Here's the proof Jian gave me (Matt) on 2008-08-01:

**Lemma:** Let <math>(a_i)_{i=1}^n</math> and <math>(b_i)_{i=1}^n</math> be two sequences of real numbers. Suppose <math>\sum_{i=1}^n a_i \ge 0</math>, <math>(a_i)_{i=1}^n</math> consists of nonpositive terms followed by nonnegative terms, and <math>0 \le b_1 \le \cdots \le b_n</math>. Then <math>\sum_{i=1}^n a_i b_i \ge 0</math>.
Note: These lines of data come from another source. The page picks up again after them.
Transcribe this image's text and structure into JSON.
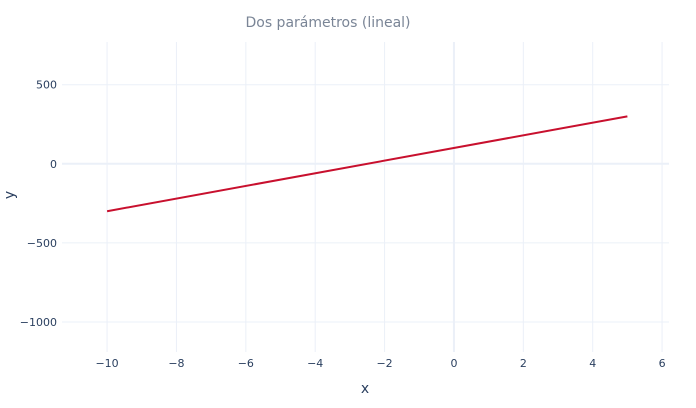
{
  "chart_data": {
    "type": "line",
    "title": "Dos parámetros (lineal)",
    "xlabel": "x",
    "ylabel": "y",
    "xlim": [
      -11.3,
      6.2
    ],
    "ylim": [
      -1190,
      770
    ],
    "xticks": [
      -10,
      -8,
      -6,
      -4,
      -2,
      0,
      2,
      4,
      6
    ],
    "xtick_labels": [
      "−10",
      "−8",
      "−6",
      "−4",
      "−2",
      "0",
      "2",
      "4",
      "6"
    ],
    "yticks": [
      -1000,
      -500,
      0,
      500
    ],
    "ytick_labels": [
      "−1000",
      "−500",
      "0",
      "500"
    ],
    "grid": true,
    "series": [
      {
        "x": [
          -10,
          5
        ],
        "y": [
          -300,
          300
        ],
        "color": "#c8102e"
      }
    ]
  }
}
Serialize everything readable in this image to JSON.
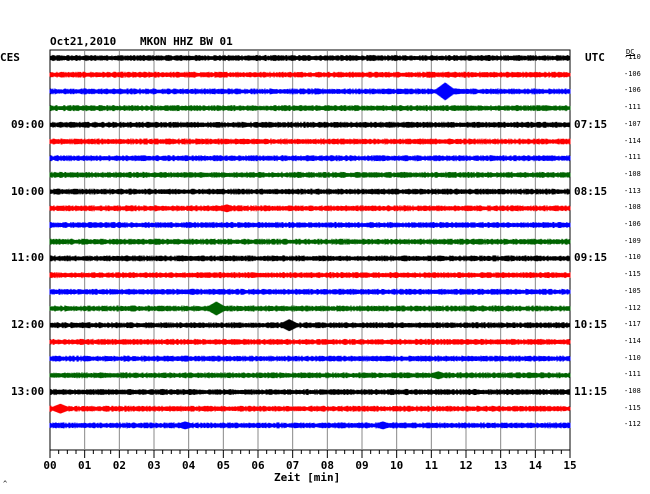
{
  "header": {
    "date": "Oct21,2010",
    "station": "MKON HHZ BW 01",
    "left_tz": "CES",
    "right_tz": "UTC",
    "dc_label": "DC"
  },
  "chart_data": {
    "type": "line",
    "title": "Oct21,2010   MKON HHZ BW 01",
    "xlabel": "Zeit [min]",
    "x_range": [
      0,
      15
    ],
    "x_ticks": [
      "00",
      "01",
      "02",
      "03",
      "04",
      "05",
      "06",
      "07",
      "08",
      "09",
      "10",
      "11",
      "12",
      "13",
      "14",
      "15"
    ],
    "left_time_labels": [
      {
        "row": 4,
        "text": "09:00"
      },
      {
        "row": 8,
        "text": "10:00"
      },
      {
        "row": 12,
        "text": "11:00"
      },
      {
        "row": 16,
        "text": "12:00"
      },
      {
        "row": 20,
        "text": "13:00"
      }
    ],
    "right_time_labels": [
      {
        "row": 4,
        "text": "07:15"
      },
      {
        "row": 8,
        "text": "08:15"
      },
      {
        "row": 12,
        "text": "09:15"
      },
      {
        "row": 16,
        "text": "10:15"
      },
      {
        "row": 20,
        "text": "11:15"
      }
    ],
    "trace_colors": [
      "#000000",
      "#ff0000",
      "#0000ff",
      "#006400"
    ],
    "dc_offsets": [
      -110,
      -106,
      -106,
      -111,
      -107,
      -114,
      -111,
      -108,
      -113,
      -108,
      -106,
      -109,
      -110,
      -115,
      -105,
      -112,
      -117,
      -114,
      -110,
      -111,
      -108,
      -115,
      -112
    ],
    "events": [
      {
        "row": 2,
        "minute": 11.4,
        "amplitude": 9
      },
      {
        "row": 9,
        "minute": 5.1,
        "amplitude": 4
      },
      {
        "row": 15,
        "minute": 4.8,
        "amplitude": 7
      },
      {
        "row": 16,
        "minute": 6.9,
        "amplitude": 6
      },
      {
        "row": 19,
        "minute": 11.2,
        "amplitude": 4
      },
      {
        "row": 21,
        "minute": 0.3,
        "amplitude": 5
      },
      {
        "row": 22,
        "minute": 3.9,
        "amplitude": 4
      },
      {
        "row": 22,
        "minute": 9.6,
        "amplitude": 4
      }
    ],
    "grid": true
  },
  "footer": {
    "corner_mark": "^"
  }
}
**Proof:** Observe that, for every <math>j = 1,\ \ldots,\ n</math>, <math>\sum_{i=j}^n a_i \ge 0</math> because <math>\sum_{i=j}^n a_i</math> either consists entirely of nonnegative terms or can be obtained from the nonnegative <math>\sum_{i=1}^n a_i</math> by removing nonpositive terms. Now, letting <math>b_0 = 0</math>, we have:

<math>\sum_{i=1}^n a_i b_i = \sum_{i=1}^n \left( a_i \sum_{j=1}^i (b_j - b_{j-1}) \right) = \sum_{j=1}^n \left( (b_j - b_{j-1}) \bigg( \sum_{i=j}^n a_i \bigg) \right) \ge 0</math>

as desired.

**Main proof:** Subtracting the left side of the inequality from the right gives the following equivalent inequality:

<math>\sum_{i=1}^n \left( c_i y_i \bigg( 1 - \prod_{j=1}^{i-1} (1 - y_j) - \prod_{j=1}^n (1 - y_j) \bigg) \right) \ge 0</math>

To prove this, we apply the lemma with <math>b_i = c_i</math> and <math>a_i = y_i \bigg( 1 - \prod_{j=1}^{i-1} (1 - y_j) - \prod_{j=1}^n (1 - y_j) \bigg)</math>. Clearly the <math>b_i</math> are increasing. The values <math>\bigg( 1 - \prod_{j=1}^{i-1} (1 - y_j) - \prod_{j=1}^n (1 - y_j) \bigg)</math> are increasing because increasing <math>i</math> adds factors to the second term, making it less negative; multiplying them by the positive <math>y_i</math> gives a sequence of nonpositive terms followed by nonnegative ones. We only have to show that <math>\sum_{i=1}^n a_i \ge 0</math>:

<math>\sum_{i=1}^n y_i \bigg( 1 - \prod_{j=1}^{i-1} (1 - y_j) - \prod_{j=1}^n (1 - y_j) \bigg) = \left( \sum_{i=1}^n y_i \right) \left( 1 - \prod_{j=1}^n (1 - y_j) \right) - \sum_{i=1}^n \left( y_i \prod_{j=1}^{i-1} (1 - y_j) \right)</math> <math>= 1 - \sum_{i=1}^n \left( y_i \prod_{j=1}^{i-1} (1 - y_j) \right) - \prod_{j=1}^n (1 - y_j) = 0.</math>

The last equality holds because the second term is the sum of each facility's probability that it is the closest one open and the third term is the probability that all facilities are closed, so together these account for all the possibilities. Q.E.D.